Clustering analysis was performed on the productive simulation time of each MD trajectory using an ensemble-based approach [55]. The algorithm extracts representative MD conformations from a trajectory by clustering the recorded snapshots according to their Cɑ-atom RMSDs. The procedure for each trajectory can be described as follows: (i) a reference structure is randomly chosen in the MD conformational ensemble, and all conformations within an arbitrary cut-off r are removed from the ensemble; this step is repeated until no conformation remains in the ensemble, providing a set of reference structures at a distance of at least r; (ii) the MD conformations are grouped into n reference clusters based on their RMSDs from each reference structure. The cut-off was varied from 3 to 5 Å. The analysis was performed every 100 ps.

(5)

The H-bonds between donor (D) and acceptor (A) atoms N, O, S were monitored according to the following geometrical parameters: d(D-A) ≤ 3.6 Å, ∠(DHA) ≥ 120°. Hydrophobic contacts were considered for all hydrophobic residues with side chains within a 4 Å of each other.

(6)

The Principal Components Analysis (PCA) modes were calculated for the backbone atoms (N, H, Cα, C, O) after least-square fitting on the average conformation calculated on the concatenated data. The eigenvectors were visualized with NMWiz module for VMD [99].

(7)

The relative Gibbs free energy of the canonical ensemble was computed as a function of two reaction coordinates with Equation (2) [100]:

$$∆G=-k_{B}T ln \frac{P(R_1, R_2)}{P_{max}(R_1, R_2)}$$

(2)

where $k_B$ represents the Boltzmann constant, and $T$ is the temperature. $P\left(R_1,R_2\right)$ denotes the probability of states along the two reaction coordinates, which is calculated using their joint probability, and $P_{max}\left(R_1,R_2\right)$ denotes the maximum probability. The population of each well was roughly estimated using a square defined with $R_1$ and $R_2$ value intervals and containing red to orange $\mathsf{\Delta }G$ colors.

(8)

The pocket prediction protocol includes three steps: (i) Finding optimal criteria for pocket hunting. This step was performed by testing different isovalues ranging from 0 to 1.0 in 0.5 increments for both proteins. Two isovalues, 0.35 and 0.50, give the maximum number of pockets in KITD816V and KITWT, respectively. (ii) Pockets were identified using by Fpocket protein cavity detection algorithm, which uses Voronoi tessellation and alpha shapes [63]. (iii) Tracking the change in pocket volume along the concatenated trajectories of each protein was performed using two isovalues, 0.35 and 0.50. (iv) Pockets were ranked based on the calculated volume as well as on their local hydrophobic density.

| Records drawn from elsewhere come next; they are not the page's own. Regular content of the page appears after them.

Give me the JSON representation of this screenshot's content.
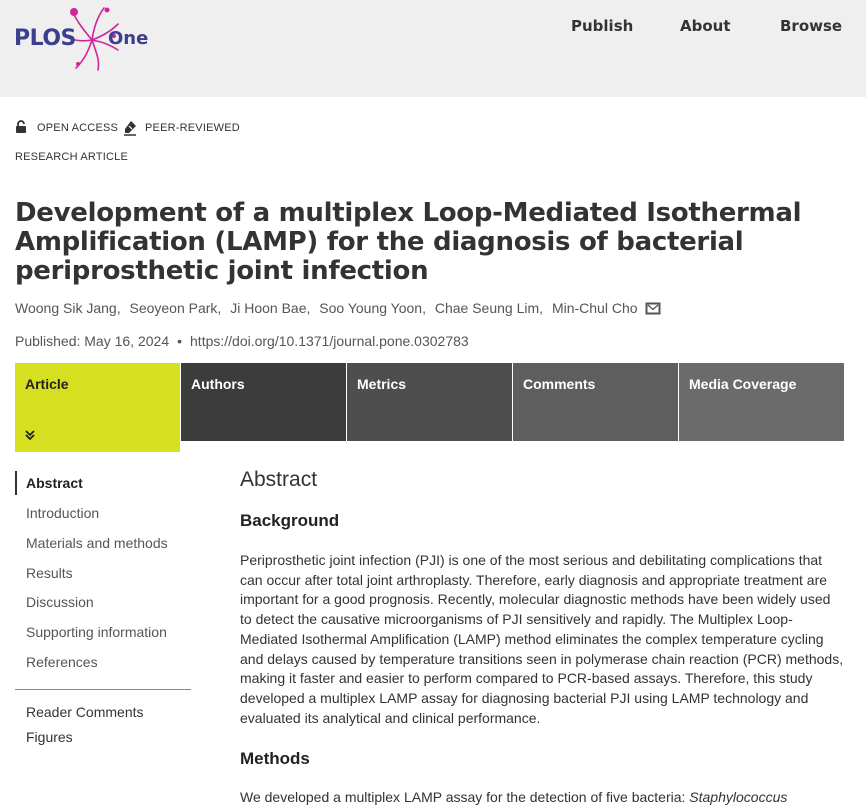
{
  "header": {
    "logo_text": "PLOS",
    "logo_sub": "One",
    "nav": [
      "Publish",
      "About",
      "Browse"
    ]
  },
  "badges": {
    "open_access": "OPEN ACCESS",
    "peer_reviewed": "PEER-REVIEWED"
  },
  "article_type": "RESEARCH ARTICLE",
  "title": "Development of a multiplex Loop-Mediated Isothermal Amplification (LAMP) for the diagnosis of bacterial periprosthetic joint infection",
  "authors": [
    "Woong Sik Jang,",
    "Seoyeon Park,",
    "Ji Hoon Bae,",
    "Soo Young Yoon,",
    "Chae Seung Lim,",
    "Min-Chul Cho"
  ],
  "published": {
    "date": "Published: May 16, 2024",
    "separator": "•",
    "doi": "https://doi.org/10.1371/journal.pone.0302783"
  },
  "tabs": [
    "Article",
    "Authors",
    "Metrics",
    "Comments",
    "Media Coverage"
  ],
  "sidenav": {
    "items": [
      "Abstract",
      "Introduction",
      "Materials and methods",
      "Results",
      "Discussion",
      "Supporting information",
      "References"
    ],
    "extra": [
      "Reader Comments",
      "Figures"
    ]
  },
  "main": {
    "abstract_heading": "Abstract",
    "background_heading": "Background",
    "background_text": "Periprosthetic joint infection (PJI) is one of the most serious and debilitating complications that can occur after total joint arthroplasty. Therefore, early diagnosis and appropriate treatment are important for a good prognosis. Recently, molecular diagnostic methods have been widely used to detect the causative microorganisms of PJI sensitively and rapidly. The Multiplex Loop-Mediated Isothermal Amplification (LAMP) method eliminates the complex temperature cycling and delays caused by temperature transitions seen in polymerase chain reaction (PCR) methods, making it faster and easier to perform compared to PCR-based assays. Therefore, this study developed a multiplex LAMP assay for diagnosing bacterial PJI using LAMP technology and evaluated its analytical and clinical performance.",
    "methods_heading": "Methods",
    "methods_text_start": "We developed a multiplex LAMP assay for the detection of five bacteria: ",
    "methods_text_italic": "Staphylococcus"
  },
  "colors": {
    "header_bg": "#efefef",
    "accent": "#d6e021",
    "logo_blue": "#3c3f8f",
    "logo_magenta": "#d4249a"
  }
}
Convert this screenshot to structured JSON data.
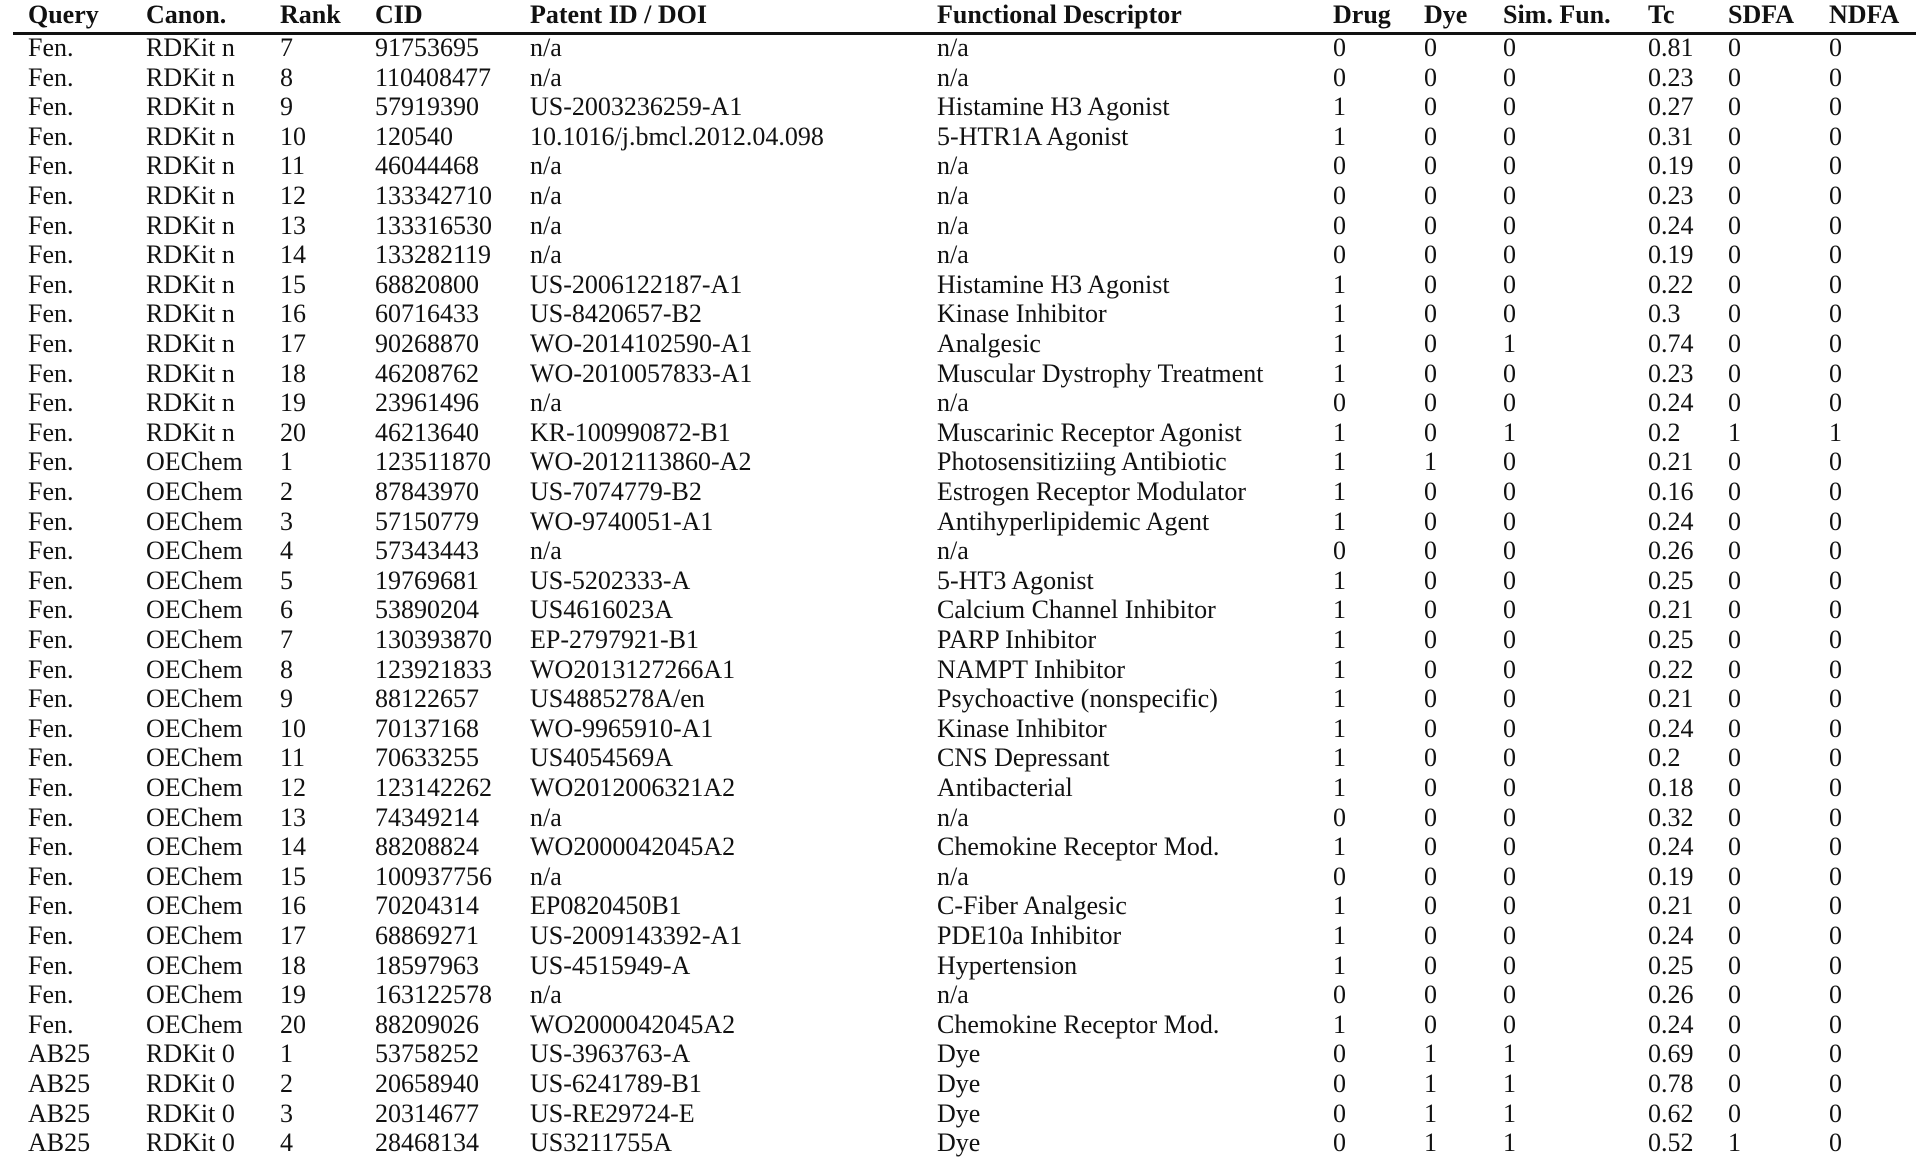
{
  "table": {
    "headers": [
      "Query",
      "Canon.",
      "Rank",
      "CID",
      "Patent ID / DOI",
      "Functional Descriptor",
      "Drug",
      "Dye",
      "Sim. Fun.",
      "Tc",
      "SDFA",
      "NDFA"
    ],
    "rows": [
      [
        "Fen.",
        "RDKit n",
        "7",
        "91753695",
        "n/a",
        "n/a",
        "0",
        "0",
        "0",
        "0.81",
        "0",
        "0"
      ],
      [
        "Fen.",
        "RDKit n",
        "8",
        "110408477",
        "n/a",
        "n/a",
        "0",
        "0",
        "0",
        "0.23",
        "0",
        "0"
      ],
      [
        "Fen.",
        "RDKit n",
        "9",
        "57919390",
        "US-2003236259-A1",
        "Histamine H3 Agonist",
        "1",
        "0",
        "0",
        "0.27",
        "0",
        "0"
      ],
      [
        "Fen.",
        "RDKit n",
        "10",
        "120540",
        "10.1016/j.bmcl.2012.04.098",
        "5-HTR1A Agonist",
        "1",
        "0",
        "0",
        "0.31",
        "0",
        "0"
      ],
      [
        "Fen.",
        "RDKit n",
        "11",
        "46044468",
        "n/a",
        "n/a",
        "0",
        "0",
        "0",
        "0.19",
        "0",
        "0"
      ],
      [
        "Fen.",
        "RDKit n",
        "12",
        "133342710",
        "n/a",
        "n/a",
        "0",
        "0",
        "0",
        "0.23",
        "0",
        "0"
      ],
      [
        "Fen.",
        "RDKit n",
        "13",
        "133316530",
        "n/a",
        "n/a",
        "0",
        "0",
        "0",
        "0.24",
        "0",
        "0"
      ],
      [
        "Fen.",
        "RDKit n",
        "14",
        "133282119",
        "n/a",
        "n/a",
        "0",
        "0",
        "0",
        "0.19",
        "0",
        "0"
      ],
      [
        "Fen.",
        "RDKit n",
        "15",
        "68820800",
        "US-2006122187-A1",
        "Histamine H3 Agonist",
        "1",
        "0",
        "0",
        "0.22",
        "0",
        "0"
      ],
      [
        "Fen.",
        "RDKit n",
        "16",
        "60716433",
        "US-8420657-B2",
        "Kinase Inhibitor",
        "1",
        "0",
        "0",
        "0.3",
        "0",
        "0"
      ],
      [
        "Fen.",
        "RDKit n",
        "17",
        "90268870",
        "WO-2014102590-A1",
        "Analgesic",
        "1",
        "0",
        "1",
        "0.74",
        "0",
        "0"
      ],
      [
        "Fen.",
        "RDKit n",
        "18",
        "46208762",
        "WO-2010057833-A1",
        "Muscular Dystrophy Treatment",
        "1",
        "0",
        "0",
        "0.23",
        "0",
        "0"
      ],
      [
        "Fen.",
        "RDKit n",
        "19",
        "23961496",
        "n/a",
        "n/a",
        "0",
        "0",
        "0",
        "0.24",
        "0",
        "0"
      ],
      [
        "Fen.",
        "RDKit n",
        "20",
        "46213640",
        "KR-100990872-B1",
        "Muscarinic Receptor Agonist",
        "1",
        "0",
        "1",
        "0.2",
        "1",
        "1"
      ],
      [
        "Fen.",
        "OEChem",
        "1",
        "123511870",
        "WO-2012113860-A2",
        "Photosensitiziing Antibiotic",
        "1",
        "1",
        "0",
        "0.21",
        "0",
        "0"
      ],
      [
        "Fen.",
        "OEChem",
        "2",
        "87843970",
        "US-7074779-B2",
        "Estrogen Receptor Modulator",
        "1",
        "0",
        "0",
        "0.16",
        "0",
        "0"
      ],
      [
        "Fen.",
        "OEChem",
        "3",
        "57150779",
        "WO-9740051-A1",
        "Antihyperlipidemic Agent",
        "1",
        "0",
        "0",
        "0.24",
        "0",
        "0"
      ],
      [
        "Fen.",
        "OEChem",
        "4",
        "57343443",
        "n/a",
        "n/a",
        "0",
        "0",
        "0",
        "0.26",
        "0",
        "0"
      ],
      [
        "Fen.",
        "OEChem",
        "5",
        "19769681",
        "US-5202333-A",
        "5-HT3 Agonist",
        "1",
        "0",
        "0",
        "0.25",
        "0",
        "0"
      ],
      [
        "Fen.",
        "OEChem",
        "6",
        "53890204",
        "US4616023A",
        "Calcium Channel Inhibitor",
        "1",
        "0",
        "0",
        "0.21",
        "0",
        "0"
      ],
      [
        "Fen.",
        "OEChem",
        "7",
        "130393870",
        "EP-2797921-B1",
        "PARP Inhibitor",
        "1",
        "0",
        "0",
        "0.25",
        "0",
        "0"
      ],
      [
        "Fen.",
        "OEChem",
        "8",
        "123921833",
        "WO2013127266A1",
        "NAMPT Inhibitor",
        "1",
        "0",
        "0",
        "0.22",
        "0",
        "0"
      ],
      [
        "Fen.",
        "OEChem",
        "9",
        "88122657",
        "US4885278A/en",
        "Psychoactive (nonspecific)",
        "1",
        "0",
        "0",
        "0.21",
        "0",
        "0"
      ],
      [
        "Fen.",
        "OEChem",
        "10",
        "70137168",
        "WO-9965910-A1",
        "Kinase Inhibitor",
        "1",
        "0",
        "0",
        "0.24",
        "0",
        "0"
      ],
      [
        "Fen.",
        "OEChem",
        "11",
        "70633255",
        "US4054569A",
        "CNS Depressant",
        "1",
        "0",
        "0",
        "0.2",
        "0",
        "0"
      ],
      [
        "Fen.",
        "OEChem",
        "12",
        "123142262",
        "WO2012006321A2",
        "Antibacterial",
        "1",
        "0",
        "0",
        "0.18",
        "0",
        "0"
      ],
      [
        "Fen.",
        "OEChem",
        "13",
        "74349214",
        "n/a",
        "n/a",
        "0",
        "0",
        "0",
        "0.32",
        "0",
        "0"
      ],
      [
        "Fen.",
        "OEChem",
        "14",
        "88208824",
        "WO2000042045A2",
        "Chemokine Receptor Mod.",
        "1",
        "0",
        "0",
        "0.24",
        "0",
        "0"
      ],
      [
        "Fen.",
        "OEChem",
        "15",
        "100937756",
        "n/a",
        "n/a",
        "0",
        "0",
        "0",
        "0.19",
        "0",
        "0"
      ],
      [
        "Fen.",
        "OEChem",
        "16",
        "70204314",
        "EP0820450B1",
        "C-Fiber Analgesic",
        "1",
        "0",
        "0",
        "0.21",
        "0",
        "0"
      ],
      [
        "Fen.",
        "OEChem",
        "17",
        "68869271",
        "US-2009143392-A1",
        "PDE10a Inhibitor",
        "1",
        "0",
        "0",
        "0.24",
        "0",
        "0"
      ],
      [
        "Fen.",
        "OEChem",
        "18",
        "18597963",
        "US-4515949-A",
        "Hypertension",
        "1",
        "0",
        "0",
        "0.25",
        "0",
        "0"
      ],
      [
        "Fen.",
        "OEChem",
        "19",
        "163122578",
        "n/a",
        "n/a",
        "0",
        "0",
        "0",
        "0.26",
        "0",
        "0"
      ],
      [
        "Fen.",
        "OEChem",
        "20",
        "88209026",
        "WO2000042045A2",
        "Chemokine Receptor Mod.",
        "1",
        "0",
        "0",
        "0.24",
        "0",
        "0"
      ],
      [
        "AB25",
        "RDKit 0",
        "1",
        "53758252",
        "US-3963763-A",
        "Dye",
        "0",
        "1",
        "1",
        "0.69",
        "0",
        "0"
      ],
      [
        "AB25",
        "RDKit 0",
        "2",
        "20658940",
        "US-6241789-B1",
        "Dye",
        "0",
        "1",
        "1",
        "0.78",
        "0",
        "0"
      ],
      [
        "AB25",
        "RDKit 0",
        "3",
        "20314677",
        "US-RE29724-E",
        "Dye",
        "0",
        "1",
        "1",
        "0.62",
        "0",
        "0"
      ],
      [
        "AB25",
        "RDKit 0",
        "4",
        "28468134",
        "US3211755A",
        "Dye",
        "0",
        "1",
        "1",
        "0.52",
        "1",
        "0"
      ]
    ]
  }
}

4.4. Visualisation and Figure Preparation

Visual inspection of the conformations and figure preparation were performed with PyMOL (https://pymol.org/2/, accessed on 14 September 2020). The VMD 1.9.3 program (accessed on 21 December 2020) [101] was used to prepare the protein MD animations. To visualise the motions along the principal components, the Normal Mode Wizard (NMWiz) plugin [99,102] which is distributed with the VMD program, was used. The 3-dimensional representations of the free energy surface were plotted using Matlab (US, © 1994-2021 The MathWorks, Inc., Natick, MA, USA).